Agenda reformasi ke enam adalah otonomi daerah yang seluas luasnya.Pada masa Reformasi, pemerintah Indonesia melaksanakan otonomi daerah, yaitu penyerahan wewenang dari pemerintah pusat kepada pemerintah daerah untuk mengatur urusan kedaerahannya.

Otonomi daerah untuk pertama kalinya mulai diberlakukan di Indonesia melalui Undang-Undang Nomor 22 Tahun 1999 tentang Pemerintahan Daerah yang hingga saat ini telah mengalami beberapa kali perubahan.

Pelaksanaan otonomi daerah di Indonesia tersebut telah mengakibatkan perubahan dalam sistem pemerintahan di Indonesia yang kemudian juga membawa pengaruh terhadap kehidupan masyarakat di berbagai bidang. Dalam pelaksanaannya, tentu terdapat tujuan otonomi daerah yang harus dicapai masing-masing pemerintahnya.

Tujuan otonomi daerah ini tidak lain berkaitan dengan upaya meningkatkan kesejahteraan masyarakat, pelayanan umum bagi masyarakat, hingga daya saing daerah dengan meningkatkan potensi yang ada. Beberapa tujuan otonomi daerah ini dapat dicapai dengan mudah jika pemerintah dan masyarakat saling mendukung untuk mewujudkannya.

Untuk mewujudkan tujuan otonomi daerah tersebut, pemerintah diberikan beberapa hak yang bisa dilaksanakan. Mulai dari menyusun pengaturan pemerintahan, memilih pimpinan daerah, mengelola aparatur daerah, mengelola kekayaan daerah, hingga mendapatkan sumber-sumber pendapatan lain yang sah dan sebagainya.

Namun akhir akhir ini muncul kegundahan karena otonomi daerah yang menjadi agenda reformasi tersebut terancam pelaksanaannya terutama dengan disahkannya UU Omnibuslaw cipta kerja, UU minerba dan sebagainya.

Disahkannya RUU Omnibus Law menjadi UU yang isinya antara lain penyederhaaan perizinan berusaha, persyaratan investasi, kemudahan berusaha, kemudahan dan perlindungan UMKM dan sebagainya telah menyebabkan semua perizinan usaha, usaha jasa pertambangan, izin galian C, izin batu kali dan batu kapur dan sebagainya harus izin Pemerintah pusat di Jakarta.

Dengan sendirinya daerah kabupaten, kota dan provinsi sudah tidak punya wewenang apa-apa dalam pemberian izin usaha. Oleh karena itu, dapat dikemukakan bahwa otonomi daerah yang intinya adalah desentralisasi pemerintahan dan ekonomi, sudah mulai dinihilkan keberadaannya.

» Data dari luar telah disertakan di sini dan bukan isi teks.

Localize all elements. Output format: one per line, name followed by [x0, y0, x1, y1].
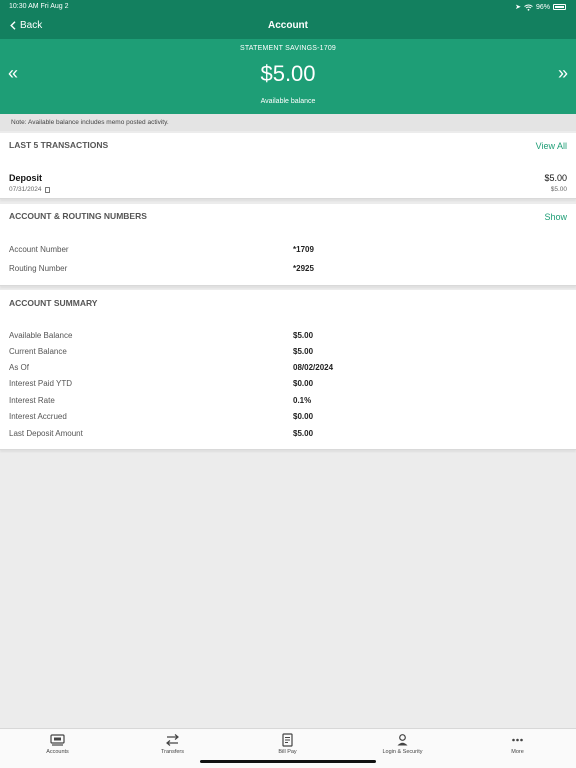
- account-header: 10:30 AM Fri Aug 2 ➤ 96% Back Account « …: [0, 0, 576, 114]
- accounts-icon: [50, 734, 65, 746]
- status-right: ➤ 96%: [515, 3, 566, 11]
- page-title: Account: [268, 20, 308, 31]
- tab-label: Login & Security: [382, 749, 423, 755]
- bill-pay-icon: [282, 733, 293, 747]
- balance-label: Available balance: [260, 98, 316, 105]
- transaction-balance: $5.00: [550, 186, 567, 193]
- account-number-value: *1709: [293, 245, 314, 254]
- account-name: STATEMENT SAVINGS-1709: [239, 45, 337, 52]
- transaction-date-wrap: 07/31/2024: [9, 186, 50, 193]
- tab-label: More: [511, 749, 524, 755]
- summary-label: Available Balance: [9, 331, 73, 340]
- battery-percent: 96%: [535, 3, 550, 11]
- summary-value: $5.00: [293, 347, 314, 356]
- summary-label: Interest Rate: [9, 396, 55, 405]
- nav-bar: Back Account: [0, 14, 576, 39]
- account-number-label: Account Number: [9, 245, 69, 254]
- wifi-icon: [524, 4, 533, 11]
- transaction-date: 07/31/2024: [9, 186, 42, 193]
- summary-label: Interest Accrued: [9, 412, 67, 421]
- tab-label: Transfers: [160, 749, 185, 755]
- tab-label: Accounts: [46, 749, 69, 755]
- balance-note: Note: Available balance includes memo po…: [0, 114, 576, 131]
- status-time: 10:30 AM Fri Aug 2: [9, 3, 69, 10]
- more-icon: [512, 738, 523, 742]
- transfers-icon: [166, 734, 179, 746]
- document-icon: [44, 186, 50, 193]
- summary-value: 08/02/2024: [293, 363, 334, 372]
- summary-value: $0.00: [293, 379, 314, 388]
- summary-value: $0.00: [293, 412, 314, 421]
- tab-transfers[interactable]: Transfers: [115, 733, 230, 755]
- transactions-title: LAST 5 TRANSACTIONS: [9, 140, 109, 150]
- transactions-card: LAST 5 TRANSACTIONS View All Deposit 07/…: [0, 133, 576, 199]
- summary-value: $5.00: [293, 429, 314, 438]
- summary-card: ACCOUNT SUMMARY Available Balance $5.00 …: [0, 290, 576, 450]
- tab-bill-pay[interactable]: Bill Pay: [230, 733, 345, 755]
- account-balance: $5.00: [260, 61, 316, 86]
- show-link[interactable]: Show: [544, 212, 567, 222]
- transaction-amount: $5.00: [544, 173, 567, 183]
- routing-title: ACCOUNT & ROUTING NUMBERS: [9, 211, 147, 221]
- summary-value: $5.00: [293, 331, 314, 340]
- summary-value: 0.1%: [293, 396, 312, 405]
- user-icon: [397, 734, 408, 746]
- summary-label: Last Deposit Amount: [9, 429, 83, 438]
- routing-number-value: *2925: [293, 264, 314, 273]
- view-all-link[interactable]: View All: [536, 141, 567, 151]
- summary-label: Interest Paid YTD: [9, 379, 72, 388]
- routing-number-label: Routing Number: [9, 264, 68, 273]
- status-bar: 10:30 AM Fri Aug 2 ➤ 96%: [0, 0, 576, 14]
- summary-label: As Of: [9, 363, 30, 372]
- routing-card: ACCOUNT & ROUTING NUMBERS Show Account N…: [0, 204, 576, 286]
- tab-login-security[interactable]: Login & Security: [345, 733, 460, 755]
- location-icon: ➤: [515, 4, 521, 11]
- tab-more[interactable]: More: [460, 733, 575, 755]
- transaction-title: Deposit: [9, 173, 43, 183]
- summary-label: Current Balance: [9, 347, 67, 356]
- home-indicator: [200, 760, 376, 763]
- battery-icon: [553, 4, 566, 10]
- next-account-icon[interactable]: »: [558, 64, 568, 82]
- summary-title: ACCOUNT SUMMARY: [9, 298, 98, 308]
- tab-label: Bill Pay: [278, 749, 297, 755]
- tab-accounts[interactable]: Accounts: [0, 733, 115, 755]
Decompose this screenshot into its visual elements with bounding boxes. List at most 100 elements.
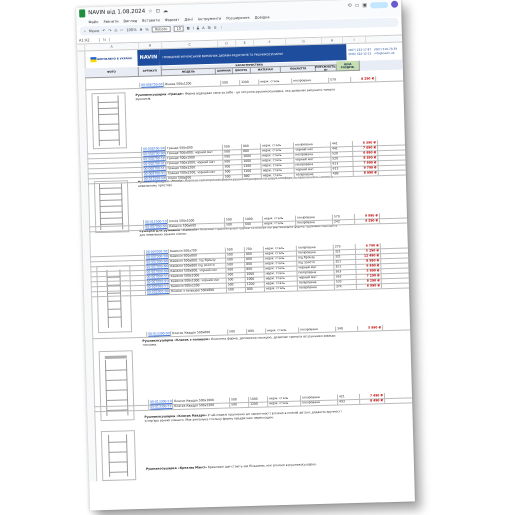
price-cell: 8 290 ₴ [351,76,377,82]
menu-format[interactable]: Формат [165,17,180,21]
column-header[interactable]: E [236,39,255,47]
width-cell: 500 [221,80,241,86]
navin-logo: NAVIN [137,49,160,66]
menu-insert[interactable]: Вставити [142,18,160,22]
column-header[interactable]: I [342,36,367,44]
menu-edit[interactable]: Змінити [103,19,118,23]
column-header[interactable]: D [218,40,237,47]
power-cell: 579 [329,76,352,83]
more-icon[interactable]: ⋮ [220,25,224,29]
menu-tools[interactable]: Інструменти [198,16,222,21]
width-cell: 500 [228,328,248,335]
color-cell: полірована [299,326,337,333]
paint-format-icon[interactable]: ⌐ [120,28,123,32]
price-cell: 5 990 ₴ [358,325,384,331]
price-cell: 8 490 ₴ [360,398,386,404]
photo-cell [89,224,145,231]
avatar[interactable] [390,0,399,8]
name-box[interactable]: A1:A2 [76,37,100,43]
strikethrough-icon[interactable]: S [197,26,199,30]
photo-cell [90,289,147,296]
print-icon[interactable]: ⎙ [114,28,117,32]
column-header[interactable]: B [139,42,163,49]
share-button[interactable] [369,1,389,8]
menu-data[interactable]: Дані [184,17,192,21]
ukraine-flag-icon [90,56,97,62]
undo-icon[interactable]: ↶ [102,28,105,32]
height-cell: 800 [245,286,266,292]
color-cell: полірована [301,399,339,406]
article-link[interactable]: 00-013300-5120 [149,404,174,410]
article-link[interactable]: 00-012500-5080 [142,176,167,182]
menu-view[interactable]: Вигляд [123,18,137,22]
article-link[interactable]: 00-002000-5080 [145,289,171,295]
bold-icon[interactable]: B [187,26,190,30]
price-cell: 8 990 ₴ [353,170,379,176]
font-select[interactable]: Roboto [151,25,171,33]
italic-icon[interactable]: I [193,26,194,30]
material-cell: нерж. сталь [261,172,295,179]
move-folder-icon[interactable]: ⊡ [156,8,160,14]
fx-icon: fx [99,37,111,42]
th-price: ЦІНА РОЗДРІБ. [336,60,360,72]
th-photo: ФОТО [84,66,139,79]
th-material: МАТЕРІАЛ [250,66,282,74]
height-cell: 1200 [240,79,260,85]
section-description: Рушникосушарки «Класик Квадро» У цій мод… [144,409,344,423]
font-size-input[interactable]: 10 [173,25,185,32]
document-title[interactable]: NAVIN від 1.08.2024 [88,8,145,16]
photo-cell [92,331,148,338]
model-cell: Камелія 500x600 [168,222,226,229]
menu-file[interactable]: Файл [88,20,98,24]
column-header[interactable]: G [285,37,323,45]
width-cell: 500 [225,222,245,228]
photo-cell [94,404,150,411]
text-color-icon[interactable]: A [202,26,205,30]
color-cell: полірована [297,284,336,291]
height-cell: 600 [244,221,264,227]
height-cell: 800 [242,173,262,179]
power-cell: 348 [336,325,359,332]
percent-icon[interactable]: % [145,27,149,31]
power-cell: 488 [331,170,354,177]
table-row[interactable]: 00-006700-0012 Вінеза 500x1200 500 1200 нерж… [85,75,404,91]
borders-icon[interactable]: ⊞ [207,25,210,29]
section-description: Рушникосушарка «Креатив Максі» Креативні… [146,462,346,471]
sheets-logo-icon [79,8,86,18]
material-cell: нерж. сталь [264,285,299,292]
photo-cell [87,176,143,183]
menu-extensions[interactable]: Розширення [226,15,249,20]
search-icon[interactable]: ⌕ [84,29,86,33]
contacts: (067) 232-17-87 (056) 424-15-15 (067) 51… [346,43,402,61]
star-icon[interactable]: ☆ [148,8,153,14]
article-link[interactable]: 00-007000-5060 [144,224,169,230]
th-power: ПОТУЖНІСТЬ, Вт [315,64,337,72]
corner-cell[interactable] [77,44,86,51]
width-cell: 500 [230,401,250,408]
section-text: Креативні ідеї стають ще більшими, ніж в… [207,462,317,470]
color-cell: полірована [292,77,330,84]
comment-icon[interactable]: ▭ [355,2,360,8]
menu-search-label[interactable]: Меню [89,28,100,32]
history-icon[interactable]: ⟲ [347,2,351,8]
align-icon[interactable]: ≡ [213,25,216,29]
redo-icon[interactable]: ↷ [108,28,111,32]
height-cell: 1200 [249,401,269,407]
menu-help[interactable]: Довідка [254,15,269,19]
article-link[interactable]: 00-013300-5080 [147,331,172,337]
ua-logo-text: ВИРОБЛЕНО В УКРАЇНІ [97,56,132,61]
column-header[interactable]: F [254,38,287,46]
currency-icon[interactable]: ₴ [140,27,143,31]
column-header[interactable]: H [321,37,344,44]
th-model: МОДЕЛЬ [161,68,216,77]
sheet-grid: ВИРОБЛЕНО В УКРАЇНІ NAVIN ПРОВІДНИЙ УКРА… [77,43,414,482]
material-cell: нерж. сталь [259,78,293,85]
model-cell: Вінеза 500x1200 [164,80,222,87]
meet-icon[interactable]: ▣ [362,2,367,8]
power-cell: 493 [338,398,361,405]
zoom-select[interactable]: 100% [126,27,136,31]
model-cell: Класик Квадро 500x1200 [173,402,231,409]
power-cell: 374 [334,283,357,290]
article-link[interactable]: 00-006700-0012 [140,82,165,88]
cloud-status-icon: ☁ [162,7,169,14]
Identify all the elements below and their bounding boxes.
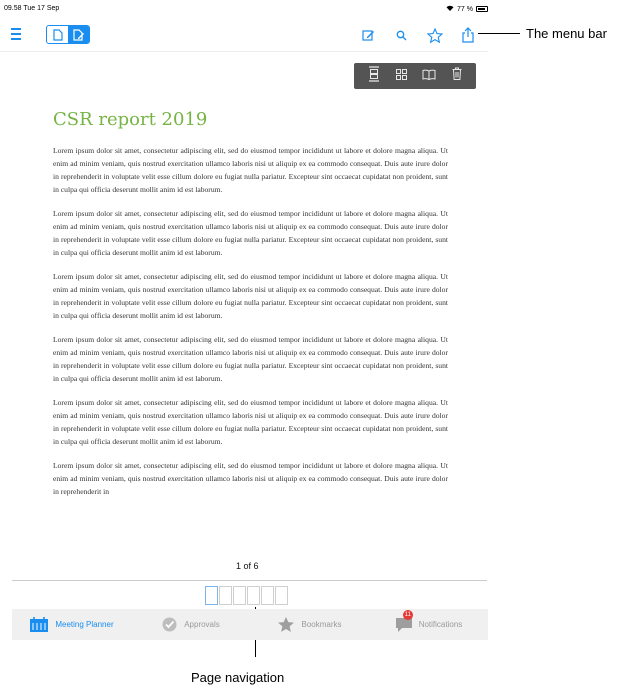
book-icon[interactable] xyxy=(422,67,436,85)
menu-bar xyxy=(0,18,488,52)
page-thumbnail[interactable] xyxy=(219,586,232,605)
search-icon[interactable] xyxy=(392,26,410,44)
wifi-icon xyxy=(446,5,454,13)
page-layout-icon[interactable] xyxy=(368,65,380,87)
menu-icon[interactable] xyxy=(9,28,23,40)
page-tools-toolbar xyxy=(354,63,476,89)
battery-percentage: 77 % xyxy=(457,5,473,13)
page-indicator: 1 of 6 xyxy=(233,560,262,572)
page-navigation-divider xyxy=(12,580,487,581)
chat-bubble-icon: 11 xyxy=(395,609,413,633)
status-bar: 09.58 Tue 17 Sep 77 % xyxy=(0,0,488,16)
document-body: Lorem ipsum dolor sit amet, consectetur … xyxy=(53,144,448,575)
paragraph: Lorem ipsum dolor sit amet, consectetur … xyxy=(53,398,448,446)
battery-icon xyxy=(476,6,488,12)
page-view-icon[interactable] xyxy=(47,26,68,43)
paragraph: Lorem ipsum dolor sit amet, consectetur … xyxy=(53,335,448,383)
page-navigation-callout: Page navigation xyxy=(191,670,285,685)
tab-label: Notifications xyxy=(418,620,463,629)
paragraph: Lorem ipsum dolor sit amet, consectetur … xyxy=(53,272,448,320)
tab-bookmarks[interactable]: Bookmarks xyxy=(250,609,369,640)
page-thumbnail-strip[interactable] xyxy=(205,586,288,605)
tab-label: Meeting Planner xyxy=(55,620,114,629)
edit-icon[interactable] xyxy=(359,26,377,44)
view-mode-toggle xyxy=(46,25,90,44)
paragraph: Lorem ipsum dolor sit amet, consectetur … xyxy=(53,146,448,194)
page-thumbnail[interactable] xyxy=(205,586,218,605)
share-icon[interactable] xyxy=(459,26,477,44)
star-icon xyxy=(277,616,295,633)
paragraph: Lorem ipsum dolor sit amet, consectetur … xyxy=(53,461,448,496)
page-thumbnail[interactable] xyxy=(275,586,288,605)
bottom-tab-bar: Meeting Planner Approvals Bookmarks 11 N… xyxy=(12,609,488,640)
grid-icon[interactable] xyxy=(395,67,407,85)
trash-icon[interactable] xyxy=(452,67,462,85)
tab-label: Bookmarks xyxy=(301,620,342,629)
status-indicators: 77 % xyxy=(446,5,488,13)
tab-notifications[interactable]: 11 Notifications xyxy=(369,609,488,640)
calendar-icon xyxy=(29,616,49,633)
star-icon[interactable] xyxy=(426,26,444,44)
page-thumbnail[interactable] xyxy=(247,586,260,605)
status-time: 09.58 Tue 17 Sep xyxy=(4,5,60,12)
check-circle-icon xyxy=(161,616,178,633)
edit-view-icon[interactable] xyxy=(68,26,89,43)
paragraph: Lorem ipsum dolor sit amet, consectetur … xyxy=(53,209,448,257)
page-thumbnail[interactable] xyxy=(261,586,274,605)
document-title: CSR report 2019 xyxy=(53,109,208,130)
page-thumbnail[interactable] xyxy=(233,586,246,605)
tab-meeting-planner[interactable]: Meeting Planner xyxy=(12,609,131,640)
tab-label: Approvals xyxy=(184,620,220,629)
notification-badge: 11 xyxy=(402,609,413,620)
tab-approvals[interactable]: Approvals xyxy=(131,609,250,640)
menu-bar-callout: The menu bar xyxy=(526,26,607,41)
menu-bar-callout-line xyxy=(478,33,520,34)
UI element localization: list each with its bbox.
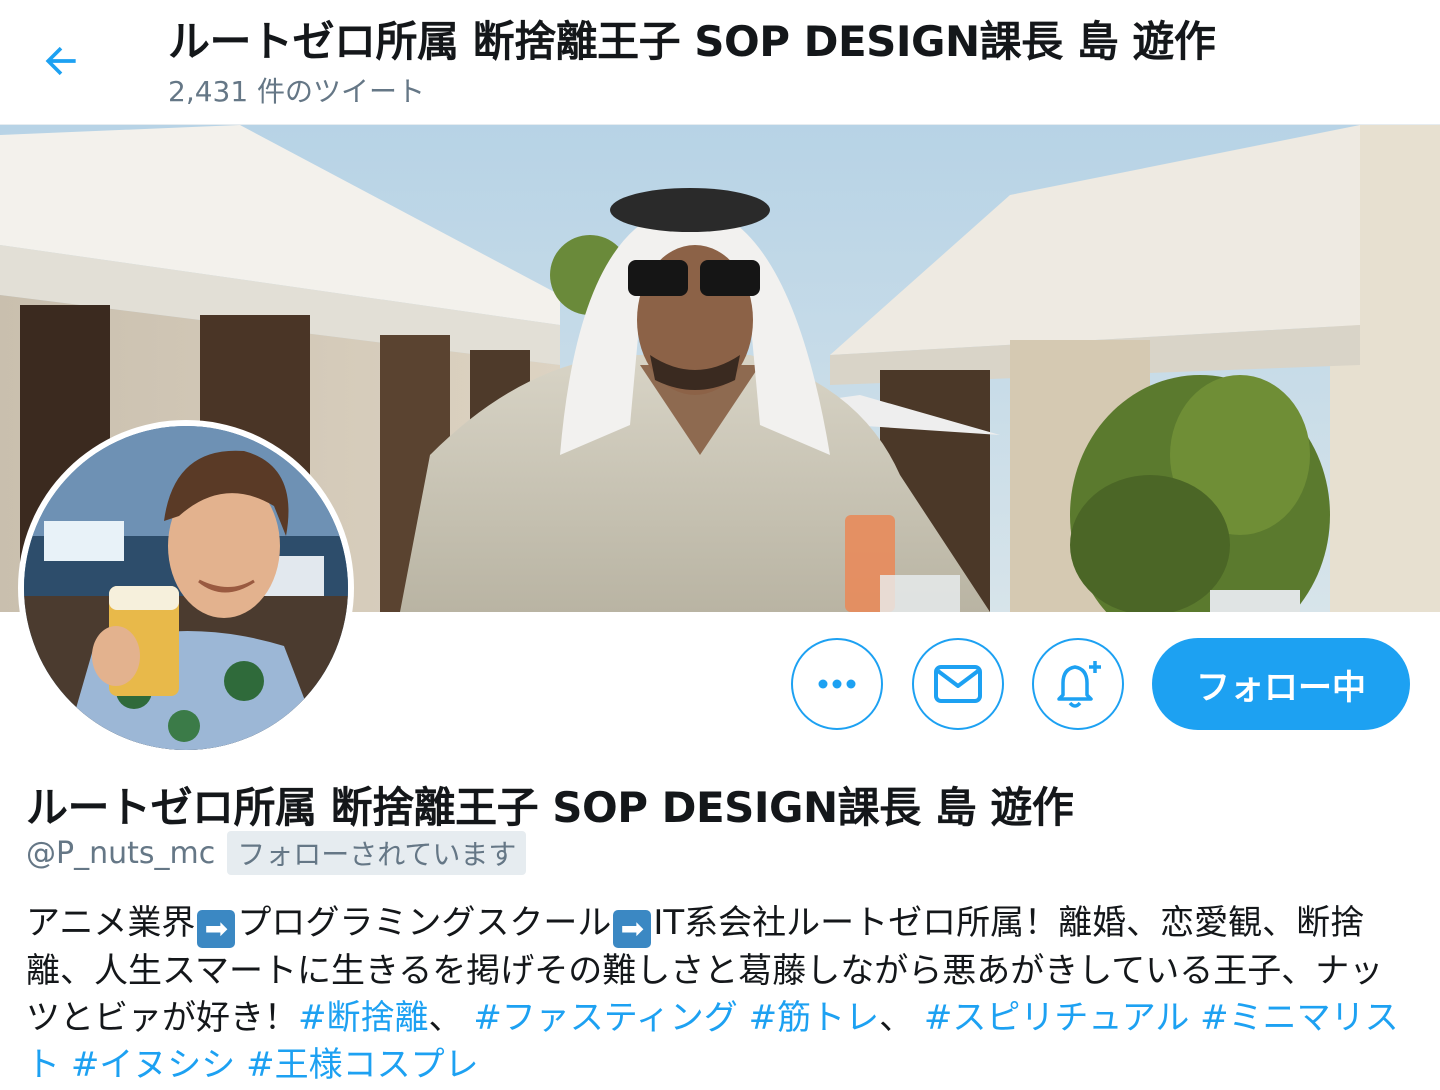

Memang Undang-undang Otonomi Daerah dalam bidang pemerintahan, masih berlaku tetapi kewenangan Bupati, Walikota dan Gubernur melalui pemberian izin usaha, sudah diamputasi oleh UU Omnibus Law, sehingga Bupati, Walikota dan Gubernur sudah tidak memiliki kewenangan apa-apa untuk mengembangkan dan memajukan daerah masing-masing melalui pemberian izin usaha.

Kalau memang demikian kenyataannya maka agenda reformasi untuk adanya otonomi yang seluas luasnya perlu dipertanyakan kelanjutannya. Apakah cukup sampai disini saja dan kemudian system pemerintahan akan kembali ke system sentralistik seperti zaman Orba?

Bandar dan Bandit Pegang Kendali?

Saat reformasi digaungkan oleh mahasiswa dan elemen bangsa lainnya tentu mereka semua mempunyai angan angan tentang masa depan Indonesia. Merek memimpikan Indonesia akan menjadi bangsa besar dengan kondisi kehidupan rakyat yang makmur sejahtera secara adil dan merata. Mungkin karena itu pula yang menyebabkan mereka kemudian menyampaikan tuntutan yang diwujudkan dalam bentuk enam agenda reformasi untuk dilaksankan oleh pemimpin terpilih pasca tumbangnya kekuasaan Orba.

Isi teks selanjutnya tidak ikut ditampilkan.